L’impression 3D : un enjeu pour le monde médical

Depuis plusieurs années, les imprimantes 3D ont révolutionné plusieurs domaines. Elles rendent plus accessible certains procédés de fabrication jugées trop cher. Pour ce faire, il faut les comprendre et les maîtriser.

Démocratisés à partir des années 2010. Il y a eu du chemin qui a été fait depuis. Pour rappel, la première imprimante 3D a été inventée en 1987 par Chuck Hull.

Des procédés simplifiés et plus artisanaux pour les professionnels

Jusqu’au début des années 2000, Rare ont été à en avoir une. Elles ont servi principalement pour le prototypage industriel. De nos jours, il s’est transformé pour devenir plus efficace et plus efficace. Ce prototypage rapide permet à l’utilisateur crée un modèle 3D. Aujourd’hui, il est plus simple d’utiliser des imprimantes 3D. Elle sont utilisées pour faire des pièces à bas coût. Les formes géométriques et les matériaux sont généralement basiques.
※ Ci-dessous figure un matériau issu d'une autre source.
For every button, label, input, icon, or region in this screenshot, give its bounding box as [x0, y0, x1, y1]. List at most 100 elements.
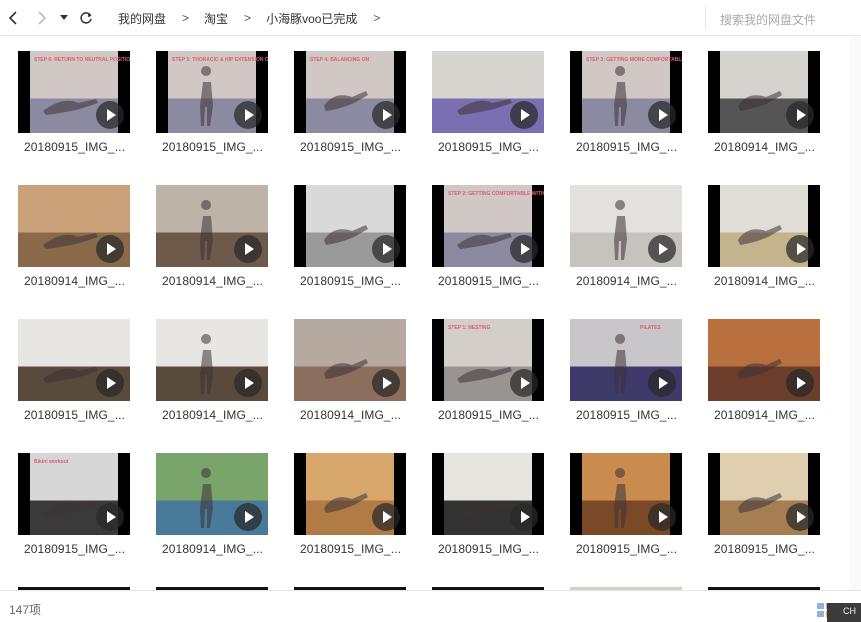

Les quantités limitées et des dimensions plus approximatives . La phase de l’usinage rapide d’un produit en impression 3D est essentielle . Elle est particulière et diffère des phases d’usinages industriels classiques.

Des applications diverses et variées

ces pièces peuvent servir à construire des dispositifs médicaux et des prothèses artificielles et sur-mesures. On appelle ça la bio impression. Les médecins peuvent ainsi reproduire des cellules vivantes comme les os, le cartilage ou encore de la peau. A terme, les chercheurs pourront reproduire à l’identique des organes entiers. En dehors de cela, L’intérêt est aussi de pouvoir créer des maquettes. Ils auront la possibilité de mieux percevoir les spécificités du patient. Elles peuvent permettre d’éviter les erreurs médicales. Les chirurgiens seront ainsi formés plus facilement. Ils exerceront sur des modèles grandeur nature sans risques.

Des matériaux utilisés spécifiques

La matière reine est le plastique.D’ailleurs , l’injection plastique est l’une des techniques utilisée les plus courantes. Elle a l’avantage d’avoir des propriétés physiques multiples. Cela facilite l’alliage. On parle alors de thermoplastiques (via les procédés FDM ou SLS) ou bien des thermodurcissables. Les métaux sont aussi privilégiés. On peut citer par exemple le titane.